The only guy working that day was the manager and he was leaning on the outside of the bar and staring out into the street. It must have been after three o'clock because in from the street comes this little kid carrying his school case, hot and sweaty, no doubt on the way home from school. He walks up to the manager and makes the universal sign for a drink of water, raising his thumb to his mouth. The manager jerks to attention, takes a good look out at the empty street, looks over at me, then hustles the kid behind the bar and they disappear from sight. A minute or so later the kid staggers out from behind the bar, wiping the last drops from his face and he heads back into the heat to complete the journey home.
The manager then reappears, looks sheepishly at me and shrugs his shoulders and says, "What can I do? He's my cousin, he's just a child, he's thirsty."
I nodded commiserations and he sadly shook his head and went back to leaning on the bar, staring out at the street. And I went back to my book and my mint tea, clueless of what had just happened.
It probably was the child that threw me off. He acted like getting a glass of water was a completely natural thing to do. Throughout the whole event he looked like an innocent cherub, oblivious to the sin being committed (as was I). But the manager looked plenty worried, and that's why the story has kept with me all these years.
Back then I knew you couldn't eat during the day, but it never occurred to me that you couldn't drink during the day. For a people from the desert, how could an all-knowing divine entity come up with a plan like that? Surely every Muslim, at one time in their life, has broken this rule. This seems to me a sure-fire way to make everyone a sinner.
But the main point in all this is that you have to hide from your neighbours. Islam is not a quiet, private relationship with God. It's a public affair. Every mosque has a speaker dangling out a window blasting out the call to prayer. In this country only the deaf can escape the call to prayer. Rich young Moroccans will speak French and wear jeans, pretending to be westerners, to get around the rules of Ramadan. But everyone else is judged by how they dress, whether they stop to pray at sundown, or if they give a 6-year-old a drink of water. It's an us-or-them thing and for Arabs being a believer is a big part of who "us" is.
Religion in their society is like it was back in the 1600s in England. Then, every small town had a church with a spot in it for you. And if on Sunday your butt wasn't sitting on that spot you got a shilling fine. Back then religion wasn't optional, it was part of the country. If the king decided to change the religion then you had to change too or it was treason. Catholic priests had to leave England or they would be hung, drawn and quartered. In many countries today, believers also face the death penalty if they try to join the infidels.

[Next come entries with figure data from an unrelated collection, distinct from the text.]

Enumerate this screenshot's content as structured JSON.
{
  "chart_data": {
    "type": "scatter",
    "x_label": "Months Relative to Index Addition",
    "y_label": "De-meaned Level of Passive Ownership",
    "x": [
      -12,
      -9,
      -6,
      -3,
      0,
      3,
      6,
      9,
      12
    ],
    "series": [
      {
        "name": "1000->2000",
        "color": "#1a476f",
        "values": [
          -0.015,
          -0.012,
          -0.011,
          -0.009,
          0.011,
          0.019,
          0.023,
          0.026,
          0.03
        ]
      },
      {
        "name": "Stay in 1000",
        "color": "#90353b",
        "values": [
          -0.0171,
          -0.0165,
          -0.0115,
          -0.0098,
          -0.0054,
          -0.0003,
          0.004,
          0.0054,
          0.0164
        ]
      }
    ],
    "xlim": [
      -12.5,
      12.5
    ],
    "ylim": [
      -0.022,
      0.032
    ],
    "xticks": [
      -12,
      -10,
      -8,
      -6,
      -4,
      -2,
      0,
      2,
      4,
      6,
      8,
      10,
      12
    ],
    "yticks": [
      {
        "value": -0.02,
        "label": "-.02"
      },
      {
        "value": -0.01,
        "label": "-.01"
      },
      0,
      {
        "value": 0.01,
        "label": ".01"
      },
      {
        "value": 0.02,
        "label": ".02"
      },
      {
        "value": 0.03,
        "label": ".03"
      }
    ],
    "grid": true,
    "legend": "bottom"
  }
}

So you have to feel sorry for that poor manager. Trapped in a religious bubble, modernity just out of reach. Imagine running a café in a poor country where you can't serve booze, the local women aren't allowed in, and one month a year is a guaranteed dead loss.
And it's not like he thinks his trials will get him into heaven. In Morocco they have a saying: "A good man is one who says all five prayers at their time." And you only get an expression like that if no one says all five prayers at their time. Contrary to what you see on the news these people don't believe in God any more than you or I. They know their religion was written a long time ago, but it's part of who they are and they're stuck with it.
This is not to say that God might not be right on this one. Unbridled consumerism, with its accompanying pollution, may not be good for us. But having everyone standing around staring out at the street won't work either. Somehow the Arabs have to uncouple from their religion and be more like the disbelievers, the wicked. And given that God wrote the Qur'an, it's real tough to argue against it.
In England it took a civil war and a few hundred more years of squabbles before they were able to finally beat religion out of the conversation. It looks like Egypt and Syria are heading down that path too.
Arabs always like souvenirs from the outside world, and when I left Morocco I felt bad because I had nothing to give. Over a year later, when I got home, guilt got the better of me and I mailed off a set of Canadian Football League posters to Morocco. God only knows what possessed me to do that — these guys would have known nothing about Canadian football. I don't know if the parcel arrived, but I used to picture that manager with all the team posters spread out in front of him. Dumbfounded by the whole thing.